Amanda Lynn Deal Exists in the Space Between Relatability and Self-Deprecation

“You can make anything funny if it’s from your experience.”

Amanda Lynn Deal (Jordan Gale)

In a blacklit room littered with dark leather couches, Amanda Lynn Deal warms up the hodge-podge crowd at Sanctuary Club. There’s a 50th birthday party, a group of consultant types in button-downs and puffer vests, bondage enthusiasts wrapped in neon cords, and one curious WW reporter packed into the sex-positive Pearl District nightclub.

The club has hosted Laughrodisiac for years, touting it as the longest-running (and filthiest) monthly comedy show in Portland. Although Deal took the reins as host only a few months earlier, the audience devours each joke she throws at them with uproarious laughter.

“I’ve always just been kind of a goofy kid,” Deal says as she reflects on her start in comedy. “I was homeschooled and I have a lot of siblings. I was always the one that would dress up in weird outfits or do prank phone calls just to make people laugh.”

Deal’s humor finds its niche in the space between relatability and self-deprecation. The 32-year-old has a laissez-faire “the world is burning so let’s roast some marshmallows” attitude to which many chronically online millennials and Zoomers can relate.

Kicking off the show, Deal begins: “I’m doing pretty good, which is weird for me. Anyone else trauma bond for two fucking years? You get out of a relationship like, ‘Was I drunk the whole time?’”

In between the sets of fellow comedians Shrista, Julia Corral, Jon Bennett, Taylor Evans, and Ryan Danley, Deal keeps the momentum flowing and holds the crowd’s attention—no easy feat for a comedy show anywhere, let alone Sanctuary Club. In fact, it was in this kooky, albeit very Portland, venue that Deal first started to find her niche.

“Todd Armstrong was the host and he had me come and do a set, then had me back for a feature set, and then for a headline,” she says. “Then he was like, ‘Holy shit. You’re funny. This room loves you.’”

Deal points out how Sanctuary Club has become a safe space for her and other comedians to hone their craft. “It’s been really wonderful because it’s such an accepting room,” she says. “It’s a place where I always feel very comfortable to be vulnerable.”

Although an impressive accolade in her comedy career, Laughrodisiac is only one of Deal’s many comedic ventures across Portland and Vancouver. She co-hosts Haymaker’s Power Hour Live Comedy show alongside Ronnie Macaroni and Jamie Carbone, co-hosts the open mic night at UnderBar in Vancouver, and hosts the Alberta Street Pub’s late-brunch comedy mic The F*ucks of Life (all while traveling around the Pacific Northwest headlining shows).

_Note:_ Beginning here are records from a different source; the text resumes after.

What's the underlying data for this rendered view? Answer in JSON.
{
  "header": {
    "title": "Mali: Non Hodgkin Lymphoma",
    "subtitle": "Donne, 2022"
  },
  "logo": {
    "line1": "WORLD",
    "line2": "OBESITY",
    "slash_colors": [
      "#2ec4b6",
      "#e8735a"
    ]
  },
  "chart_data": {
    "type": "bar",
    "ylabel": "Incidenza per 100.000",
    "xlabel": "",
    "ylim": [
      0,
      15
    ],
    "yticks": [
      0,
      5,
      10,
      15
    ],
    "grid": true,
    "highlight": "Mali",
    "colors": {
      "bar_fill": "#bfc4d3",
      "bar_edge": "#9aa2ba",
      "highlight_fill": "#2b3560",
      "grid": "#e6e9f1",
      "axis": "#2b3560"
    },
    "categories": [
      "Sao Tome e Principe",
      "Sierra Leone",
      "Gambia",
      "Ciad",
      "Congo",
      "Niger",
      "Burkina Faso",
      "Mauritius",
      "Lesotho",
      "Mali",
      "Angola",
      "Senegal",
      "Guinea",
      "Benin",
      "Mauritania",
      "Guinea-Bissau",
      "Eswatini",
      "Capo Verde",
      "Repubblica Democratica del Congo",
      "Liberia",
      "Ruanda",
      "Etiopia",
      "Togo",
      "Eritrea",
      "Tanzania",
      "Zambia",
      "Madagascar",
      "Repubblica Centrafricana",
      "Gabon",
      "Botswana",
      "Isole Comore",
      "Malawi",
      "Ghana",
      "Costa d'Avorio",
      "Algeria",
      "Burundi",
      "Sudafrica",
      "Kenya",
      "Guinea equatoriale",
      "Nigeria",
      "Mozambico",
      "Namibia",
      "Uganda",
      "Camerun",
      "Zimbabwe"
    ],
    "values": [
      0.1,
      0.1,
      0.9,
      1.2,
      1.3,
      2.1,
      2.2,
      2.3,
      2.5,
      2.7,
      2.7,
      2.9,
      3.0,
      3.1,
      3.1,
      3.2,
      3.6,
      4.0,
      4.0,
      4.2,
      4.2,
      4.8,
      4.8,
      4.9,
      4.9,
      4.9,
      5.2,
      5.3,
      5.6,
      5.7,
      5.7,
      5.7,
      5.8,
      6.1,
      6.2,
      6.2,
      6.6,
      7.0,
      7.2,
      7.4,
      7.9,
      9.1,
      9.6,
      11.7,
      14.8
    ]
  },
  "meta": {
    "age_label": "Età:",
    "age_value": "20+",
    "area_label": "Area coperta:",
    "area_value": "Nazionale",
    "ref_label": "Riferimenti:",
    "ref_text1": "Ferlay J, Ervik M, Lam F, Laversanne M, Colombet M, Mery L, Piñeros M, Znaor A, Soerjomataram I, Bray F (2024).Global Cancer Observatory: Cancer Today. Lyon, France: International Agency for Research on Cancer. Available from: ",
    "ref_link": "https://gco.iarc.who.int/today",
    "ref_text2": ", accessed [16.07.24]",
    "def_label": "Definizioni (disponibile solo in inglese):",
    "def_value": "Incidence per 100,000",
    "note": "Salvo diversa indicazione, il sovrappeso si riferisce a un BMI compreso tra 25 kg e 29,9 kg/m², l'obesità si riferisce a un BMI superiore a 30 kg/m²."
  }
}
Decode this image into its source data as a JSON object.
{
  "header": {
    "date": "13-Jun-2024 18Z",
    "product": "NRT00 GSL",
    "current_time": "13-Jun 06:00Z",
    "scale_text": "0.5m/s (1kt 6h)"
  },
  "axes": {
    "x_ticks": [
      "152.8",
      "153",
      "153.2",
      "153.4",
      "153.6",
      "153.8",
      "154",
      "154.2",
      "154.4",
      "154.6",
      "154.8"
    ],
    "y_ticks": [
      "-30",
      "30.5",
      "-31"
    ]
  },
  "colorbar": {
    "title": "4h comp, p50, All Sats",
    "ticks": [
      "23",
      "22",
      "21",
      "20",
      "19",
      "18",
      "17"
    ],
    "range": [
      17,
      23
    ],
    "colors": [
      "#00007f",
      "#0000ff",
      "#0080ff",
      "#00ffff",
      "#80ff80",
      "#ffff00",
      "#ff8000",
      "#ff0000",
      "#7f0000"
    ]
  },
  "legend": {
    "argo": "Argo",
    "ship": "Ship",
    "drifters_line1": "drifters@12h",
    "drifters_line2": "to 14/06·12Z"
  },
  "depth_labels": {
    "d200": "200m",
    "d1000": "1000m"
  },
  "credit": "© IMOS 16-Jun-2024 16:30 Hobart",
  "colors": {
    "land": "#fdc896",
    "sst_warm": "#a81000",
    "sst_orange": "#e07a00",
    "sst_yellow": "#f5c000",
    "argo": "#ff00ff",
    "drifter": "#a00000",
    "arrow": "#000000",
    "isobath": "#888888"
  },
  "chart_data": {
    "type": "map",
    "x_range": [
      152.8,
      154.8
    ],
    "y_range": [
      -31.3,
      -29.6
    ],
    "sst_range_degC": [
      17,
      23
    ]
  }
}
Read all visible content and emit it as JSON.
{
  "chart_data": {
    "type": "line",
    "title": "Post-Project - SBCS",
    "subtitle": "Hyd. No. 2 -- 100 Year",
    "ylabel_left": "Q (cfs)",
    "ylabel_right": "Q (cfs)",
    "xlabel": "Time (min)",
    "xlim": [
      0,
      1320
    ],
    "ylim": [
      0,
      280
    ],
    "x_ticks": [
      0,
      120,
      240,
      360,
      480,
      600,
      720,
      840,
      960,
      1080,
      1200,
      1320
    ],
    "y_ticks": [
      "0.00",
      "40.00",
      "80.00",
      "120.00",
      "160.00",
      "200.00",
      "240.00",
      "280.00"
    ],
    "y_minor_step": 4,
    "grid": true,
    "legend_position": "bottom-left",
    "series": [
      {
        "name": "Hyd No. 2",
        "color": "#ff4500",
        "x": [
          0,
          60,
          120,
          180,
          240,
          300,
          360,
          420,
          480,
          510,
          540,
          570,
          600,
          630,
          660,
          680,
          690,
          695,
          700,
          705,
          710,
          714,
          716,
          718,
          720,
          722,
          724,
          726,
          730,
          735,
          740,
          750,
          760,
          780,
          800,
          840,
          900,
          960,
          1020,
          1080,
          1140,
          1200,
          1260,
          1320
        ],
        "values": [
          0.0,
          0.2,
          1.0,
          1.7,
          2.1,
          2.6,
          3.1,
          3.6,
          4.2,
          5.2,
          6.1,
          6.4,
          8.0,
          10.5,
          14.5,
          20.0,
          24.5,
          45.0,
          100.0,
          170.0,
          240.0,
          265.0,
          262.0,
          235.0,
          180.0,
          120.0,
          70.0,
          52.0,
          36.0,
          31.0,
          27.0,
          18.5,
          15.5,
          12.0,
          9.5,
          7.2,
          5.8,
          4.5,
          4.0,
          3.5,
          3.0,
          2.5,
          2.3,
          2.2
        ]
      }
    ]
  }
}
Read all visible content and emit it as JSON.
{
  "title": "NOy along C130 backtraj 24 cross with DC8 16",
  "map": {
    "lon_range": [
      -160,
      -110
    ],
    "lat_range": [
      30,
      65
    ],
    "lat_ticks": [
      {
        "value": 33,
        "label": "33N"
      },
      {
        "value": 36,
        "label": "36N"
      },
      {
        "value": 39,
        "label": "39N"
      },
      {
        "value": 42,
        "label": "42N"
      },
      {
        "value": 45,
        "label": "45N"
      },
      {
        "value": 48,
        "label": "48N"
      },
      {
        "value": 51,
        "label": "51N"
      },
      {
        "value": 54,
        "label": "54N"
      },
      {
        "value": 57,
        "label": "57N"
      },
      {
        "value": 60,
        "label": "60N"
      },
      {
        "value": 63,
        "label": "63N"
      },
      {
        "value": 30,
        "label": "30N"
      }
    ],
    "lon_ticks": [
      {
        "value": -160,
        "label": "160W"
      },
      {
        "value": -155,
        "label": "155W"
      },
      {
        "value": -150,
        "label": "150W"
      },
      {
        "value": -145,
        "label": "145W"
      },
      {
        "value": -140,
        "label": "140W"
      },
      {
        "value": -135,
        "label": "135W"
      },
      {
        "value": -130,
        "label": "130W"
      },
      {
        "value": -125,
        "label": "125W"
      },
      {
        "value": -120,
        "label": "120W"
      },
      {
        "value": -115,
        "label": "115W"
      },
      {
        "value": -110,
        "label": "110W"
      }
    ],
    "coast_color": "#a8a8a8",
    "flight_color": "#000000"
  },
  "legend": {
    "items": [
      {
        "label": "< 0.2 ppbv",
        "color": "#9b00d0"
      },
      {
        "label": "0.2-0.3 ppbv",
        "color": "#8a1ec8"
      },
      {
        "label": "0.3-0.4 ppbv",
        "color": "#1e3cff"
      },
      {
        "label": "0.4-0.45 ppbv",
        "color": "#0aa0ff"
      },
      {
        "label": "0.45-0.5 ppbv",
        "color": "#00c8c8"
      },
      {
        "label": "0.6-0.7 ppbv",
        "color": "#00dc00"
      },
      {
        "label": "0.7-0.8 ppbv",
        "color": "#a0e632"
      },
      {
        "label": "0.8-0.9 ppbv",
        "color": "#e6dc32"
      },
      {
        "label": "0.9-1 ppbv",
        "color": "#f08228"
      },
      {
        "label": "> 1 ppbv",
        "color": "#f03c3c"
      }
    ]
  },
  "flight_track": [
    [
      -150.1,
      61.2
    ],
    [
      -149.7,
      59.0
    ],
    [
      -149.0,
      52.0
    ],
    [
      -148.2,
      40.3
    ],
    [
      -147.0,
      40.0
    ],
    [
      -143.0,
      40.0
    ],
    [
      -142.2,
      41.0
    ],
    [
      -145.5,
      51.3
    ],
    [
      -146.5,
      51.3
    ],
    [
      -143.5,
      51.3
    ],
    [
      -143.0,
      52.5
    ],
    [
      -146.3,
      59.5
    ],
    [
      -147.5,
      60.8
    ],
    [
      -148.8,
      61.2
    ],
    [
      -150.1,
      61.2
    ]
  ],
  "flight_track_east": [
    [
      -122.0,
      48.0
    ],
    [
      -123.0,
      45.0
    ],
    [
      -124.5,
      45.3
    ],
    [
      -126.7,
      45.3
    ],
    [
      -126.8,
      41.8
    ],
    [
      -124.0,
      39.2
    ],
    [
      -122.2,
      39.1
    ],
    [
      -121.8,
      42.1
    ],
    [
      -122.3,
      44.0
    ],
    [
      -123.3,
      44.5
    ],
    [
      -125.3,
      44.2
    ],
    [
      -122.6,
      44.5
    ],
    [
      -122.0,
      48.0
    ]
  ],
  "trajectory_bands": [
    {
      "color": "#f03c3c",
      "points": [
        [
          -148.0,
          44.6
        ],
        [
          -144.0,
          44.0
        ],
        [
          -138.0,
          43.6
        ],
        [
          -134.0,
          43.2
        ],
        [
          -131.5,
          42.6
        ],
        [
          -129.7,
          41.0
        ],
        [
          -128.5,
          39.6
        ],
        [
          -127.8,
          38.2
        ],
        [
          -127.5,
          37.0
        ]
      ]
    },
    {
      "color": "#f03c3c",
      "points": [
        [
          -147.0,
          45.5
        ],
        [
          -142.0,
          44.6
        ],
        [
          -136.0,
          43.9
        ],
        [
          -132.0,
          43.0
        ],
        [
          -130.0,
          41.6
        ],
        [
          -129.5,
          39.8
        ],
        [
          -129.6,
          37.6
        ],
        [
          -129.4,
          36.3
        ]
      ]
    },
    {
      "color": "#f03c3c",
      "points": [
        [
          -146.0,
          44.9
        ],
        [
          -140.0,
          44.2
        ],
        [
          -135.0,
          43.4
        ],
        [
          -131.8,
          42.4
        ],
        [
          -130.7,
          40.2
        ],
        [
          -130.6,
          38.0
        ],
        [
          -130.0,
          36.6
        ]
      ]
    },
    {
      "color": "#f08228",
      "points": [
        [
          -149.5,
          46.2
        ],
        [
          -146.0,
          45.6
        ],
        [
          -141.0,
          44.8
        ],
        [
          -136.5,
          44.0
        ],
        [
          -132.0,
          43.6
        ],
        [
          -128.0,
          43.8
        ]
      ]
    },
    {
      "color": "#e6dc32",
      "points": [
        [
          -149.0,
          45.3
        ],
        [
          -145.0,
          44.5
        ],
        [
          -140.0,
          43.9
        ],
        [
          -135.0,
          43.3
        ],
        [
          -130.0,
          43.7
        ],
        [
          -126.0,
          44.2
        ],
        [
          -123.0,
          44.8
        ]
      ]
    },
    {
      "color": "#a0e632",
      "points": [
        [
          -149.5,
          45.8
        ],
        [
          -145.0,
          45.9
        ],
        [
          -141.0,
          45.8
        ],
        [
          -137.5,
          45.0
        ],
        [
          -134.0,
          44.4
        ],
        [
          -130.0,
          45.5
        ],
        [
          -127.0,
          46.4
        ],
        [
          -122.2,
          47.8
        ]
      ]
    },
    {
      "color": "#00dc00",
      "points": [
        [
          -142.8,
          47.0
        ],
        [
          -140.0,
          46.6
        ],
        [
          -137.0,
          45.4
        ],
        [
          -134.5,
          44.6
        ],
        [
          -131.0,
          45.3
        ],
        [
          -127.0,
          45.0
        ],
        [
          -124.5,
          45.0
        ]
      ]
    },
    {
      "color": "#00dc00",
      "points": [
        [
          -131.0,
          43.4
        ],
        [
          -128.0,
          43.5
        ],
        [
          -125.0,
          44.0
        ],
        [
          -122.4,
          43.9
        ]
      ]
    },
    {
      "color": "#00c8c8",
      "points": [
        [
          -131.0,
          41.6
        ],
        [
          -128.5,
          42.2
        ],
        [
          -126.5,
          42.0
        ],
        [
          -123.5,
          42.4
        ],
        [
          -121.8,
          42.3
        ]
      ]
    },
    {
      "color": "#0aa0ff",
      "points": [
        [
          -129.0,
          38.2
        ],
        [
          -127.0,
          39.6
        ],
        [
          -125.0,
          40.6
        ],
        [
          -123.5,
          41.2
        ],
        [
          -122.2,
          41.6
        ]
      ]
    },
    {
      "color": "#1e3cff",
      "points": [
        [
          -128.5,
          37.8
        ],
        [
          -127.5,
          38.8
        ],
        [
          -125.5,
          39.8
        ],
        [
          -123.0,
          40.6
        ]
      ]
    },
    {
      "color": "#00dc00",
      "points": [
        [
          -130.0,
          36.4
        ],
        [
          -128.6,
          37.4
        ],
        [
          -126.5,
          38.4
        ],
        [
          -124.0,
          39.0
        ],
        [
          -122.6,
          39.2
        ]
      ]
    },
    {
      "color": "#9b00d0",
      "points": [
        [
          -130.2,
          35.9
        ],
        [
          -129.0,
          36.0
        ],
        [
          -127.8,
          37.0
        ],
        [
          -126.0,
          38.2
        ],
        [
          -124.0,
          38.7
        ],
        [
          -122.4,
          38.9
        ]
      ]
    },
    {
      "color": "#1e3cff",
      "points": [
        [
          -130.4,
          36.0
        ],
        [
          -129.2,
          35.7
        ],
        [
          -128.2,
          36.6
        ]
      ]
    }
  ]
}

Although Deal is now recognized as one of the biggest names in the Portland comedy scene, her first set was at a dispiriting open mic night.

“I did not do well,” Deal states emphatically with a laugh. “I thought I was gonna go out there and crush it.” Instead, she was met with a standup comic’s fatal enemy: awkward silence. Still, she learned an important lesson: “There’s a difference between being a funny person and doing standup.”

Shortly after, Deal visited Chicago to see the legendary improv comedy troupe Second City, which she ultimately joined. Then, after driving a converted school bus to do standup across the nation, she moved to Vancouver and returned to familiar comedic stomping grounds.

“Portland can get a bad reputation of being too PC, but a lot of my friends from Chicago were excited to come and visit because of that,” Deal says. “You can make anything funny if it’s from your experience. If you’re making fun of someone else’s experience, you’re just a bully.”